Ana Paula da Silva wurde in Portugal geboren und hat als Kind in Lissabon gelebt. Doch als ihre Eltern der Arbeit wegen nach Deutschland zogen, wurde die kleine Familie auseinandergerissen. Daher waren Ana Paula da Silva und ihre Schwester glücklich, als sie Mama und Papa zwei Jahre später nach Nordrhein-Westfalen folgen durften. Da war Ana Paula da Silva sieben Jahre alt. Und sie konnte kein Wort Deutsch. Sie musste in die Schule. "Aber ich habe gar nichts verstanden", erzählt sie. Sie sei die einzige Ausländerin gewesen, habe sich fremd und verloren gefühlt, ohne Hilfe und Unterstützung. Es kam, wie es kommen musste: "Ich bin sitzengeblieben." In den Jahren darauf biss sie sich durch – bis zur siebten Klasse. "Aber es war immer knapp." Für die junge Frau gab es dann nur eines: nichts wie weg aus der Schule und arbeiten. Geld verdiente sie von da an in der Fabrik, für die auch ihre Mutter tätig war.

Doch als Ana Paula da Silva 17 Jahre alt war, gingen ihre Eltern zurück nach Portugal. Mit dabei: die 17-Jährige, ihre Schwester und die beiden in Deutschland geborenen Brüder. Da sie nichts gelernt hatte, arbeitete die junge Frau überall da, wo sie etwas verdienen konnte, ob in einer Uhrenfabrik oder in einem Café als Bedienung.

Mit 27 Jahren lernte Ana Paula da Silva ihren künftigen Mann kennen, mit 35 heiratete sie ihn und als sie 39 Jahre alt war – spät, aber nicht zu spät – kam endlich das lang ersehnte erste Kind zur Welt: Diana. Drei Jahre später wurde Ana Paula da Silva wieder schwanger, doch es kam zu Problemen in der Beziehung. Als das zweite Kind geboren wurde, war die damals 42-Jährige trotzdem voller Freude. Aber die Beziehung zu ihrem damaligen Mann war zerrüttet. Er habe sie nicht gut behandelt, so Ana Paula da Silva über die Eskapaden des Mannes, von dem sie sich schließlich trennte. "Ich konnte das nicht mehr aushalten." Zunächst kamen sie und ihre beiden Kinder bei ihren Eltern unter. Sie war vollkommen mittellos. "Mein Mann hatte das ganze Geld", erzählt sie. Sie ging aufs Amt, aber "niemand half". Sie habe in Portugal keine Zukunft für sich und ihre Kinder gesehen. Also beschloss sie: "Wir gehen nach Deutschland."

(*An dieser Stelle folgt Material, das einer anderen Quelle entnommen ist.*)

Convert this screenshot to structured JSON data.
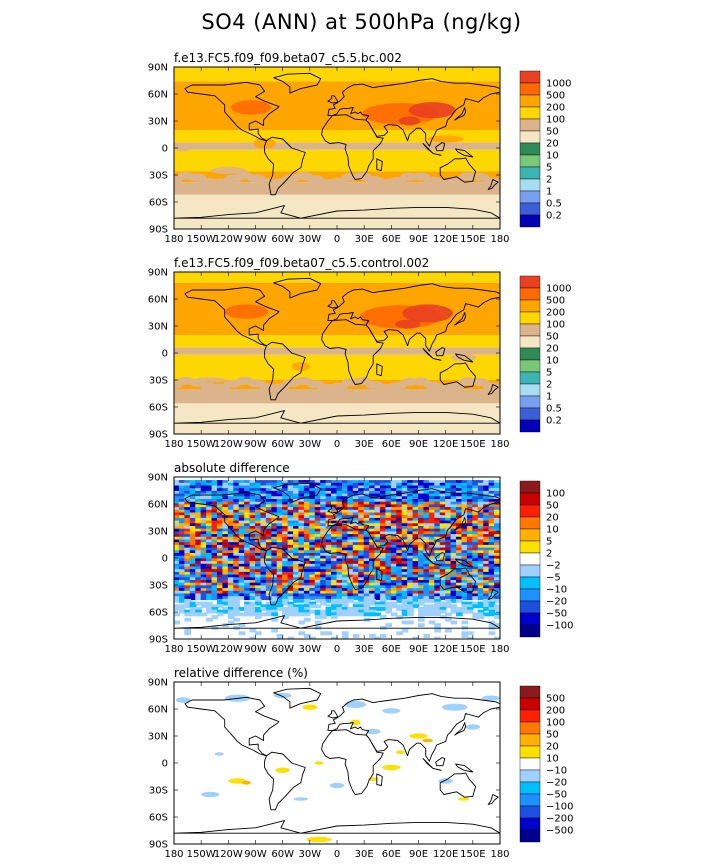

Mit ihren beiden Töchtern zog Ana Paula da Silva nach Calw. Sie versuchte wiederum, über Ämter Hilfe zu bekommen. "Aber wir kamen nicht miteinander klar", sagt die heute 53-Jährige. Erst bei der Diakonie sprach man sozusagen "ihre Sprache", und die Mitarbeiter halfen Ana Paula da Silva dabei, wieder auf eigenen Füßen zu stehen. "Aber Putzen ist nicht mein Traumjob", sagt sie mit Verweis auf die Tätigkeiten, mit denen sie sich über Wasser hielt.

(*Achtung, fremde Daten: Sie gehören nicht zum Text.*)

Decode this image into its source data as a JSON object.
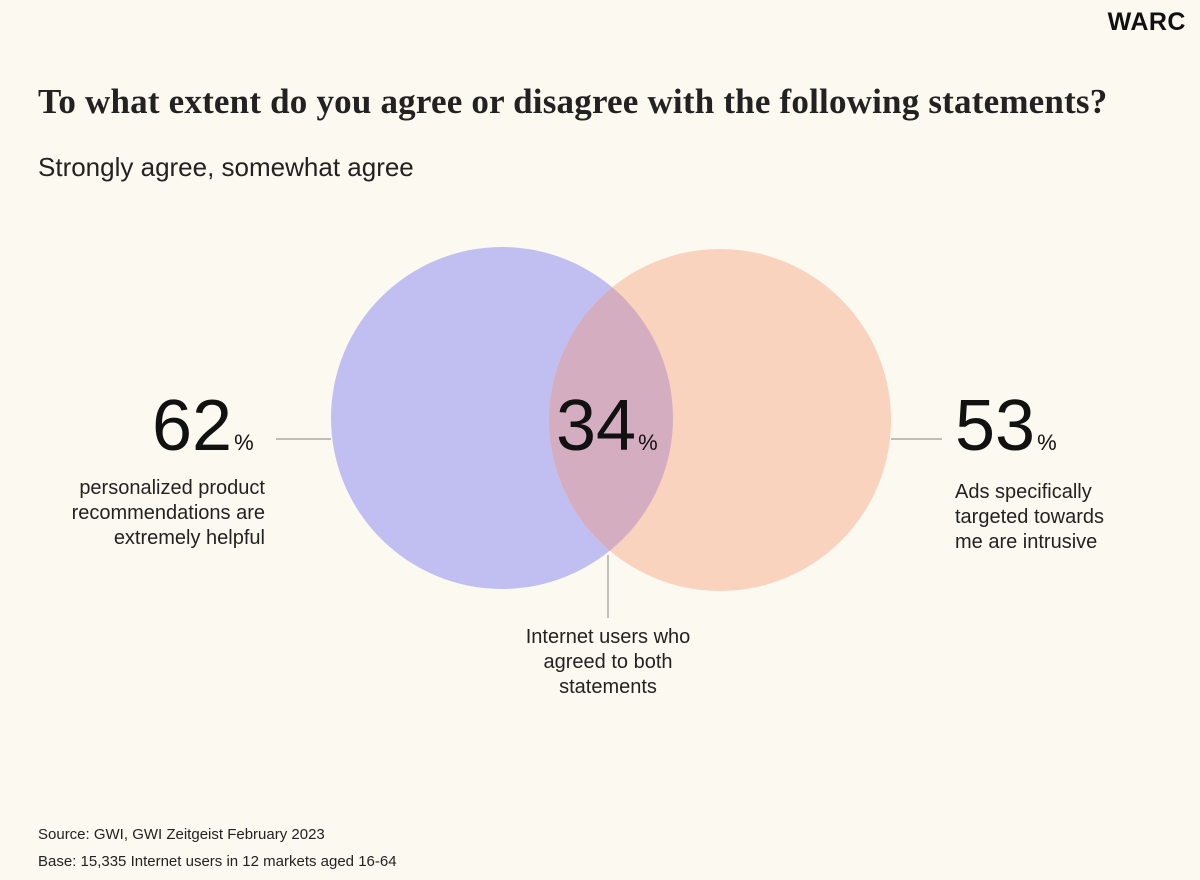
{
  "brand": {
    "logo_text": "WARC"
  },
  "title": "To what extent do you agree or disagree with the following statements?",
  "subtitle": "Strongly agree, somewhat agree",
  "venn": {
    "left": {
      "value": "62",
      "unit": "%",
      "label_lines": [
        "personalized product",
        "recommendations are",
        "extremely helpful"
      ],
      "color": "#c1bff2"
    },
    "right": {
      "value": "53",
      "unit": "%",
      "label_lines": [
        "Ads specifically",
        "targeted towards",
        "me are intrusive"
      ],
      "color": "#f9d3be"
    },
    "overlap": {
      "value": "34",
      "unit": "%",
      "label_lines": [
        "Internet users who",
        "agreed to both",
        "statements"
      ],
      "color": "#d4aec0"
    }
  },
  "footer": {
    "source": "Source: GWI, GWI Zeitgeist February 2023",
    "base": "Base: 15,335 Internet users in 12 markets aged 16-64"
  }
}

Als sie von dem Programm "Zurück in den Job" mit Bewerbertraining und psychosozialer Beratung hörte, bewarb sie sich. Sie machte ein Praktikum in der Altenpflege. "Das war voll mein Ding", erzählt Ana Paula da Silva begeistert. "Alle dachten, ich arbeite da schon lange." Doch bleiben konnte sie nicht. Denn ihr fehlte der Schulabschluss. "Dabei wollte ich so gerne Krankenschwester oder Altenpflegerin werden." Und dann wagte sie dank des Programms "Zurück in den Job" den großen Schritt: Sie machte mit 53 Jahren – spät, aber nicht zu spät – den Hauptschulabschluss.

Ein "toller Lehrer" brachte ihr in nur vier Monaten alles bei, was sie für den Schulabschluss wissen musste. "Mein Kopf wachte langsam auf", so da Silva lachend. Sie habe gelernt, wann immer sie Zeit fand. "Meine Küche sah aus wie ein Büro." Und schließlich überraschte sie ihre Töchter und ihre Freunde mit der Nachricht: "Bestanden!"

Jetzt will sie im nächsten Jahr mit der Ausbildung zur Altenpflegerin beginnen und möglichst die Zeit bis dahin als Pflegehelferin überbrücken. Bei ihrer Bewerbung hat sie Hilfe – natürlich von der Diakonie. "Die werden mich gar nicht mehr los", witzelt Ana Paula da Silva. Und ernst fügt sie hinzu: "Wenn jemand ein Problem hat, kann er sich an die Diakonie wenden. Die helfen." Aber natürlich müsse man auch selbst etwas beitragen: "Wenn man etwas will und wirklich überzeugt ist, dann kriegt man das auch hin", sagt Ana Paula da Silva. Dafür ist es nicht zu spät.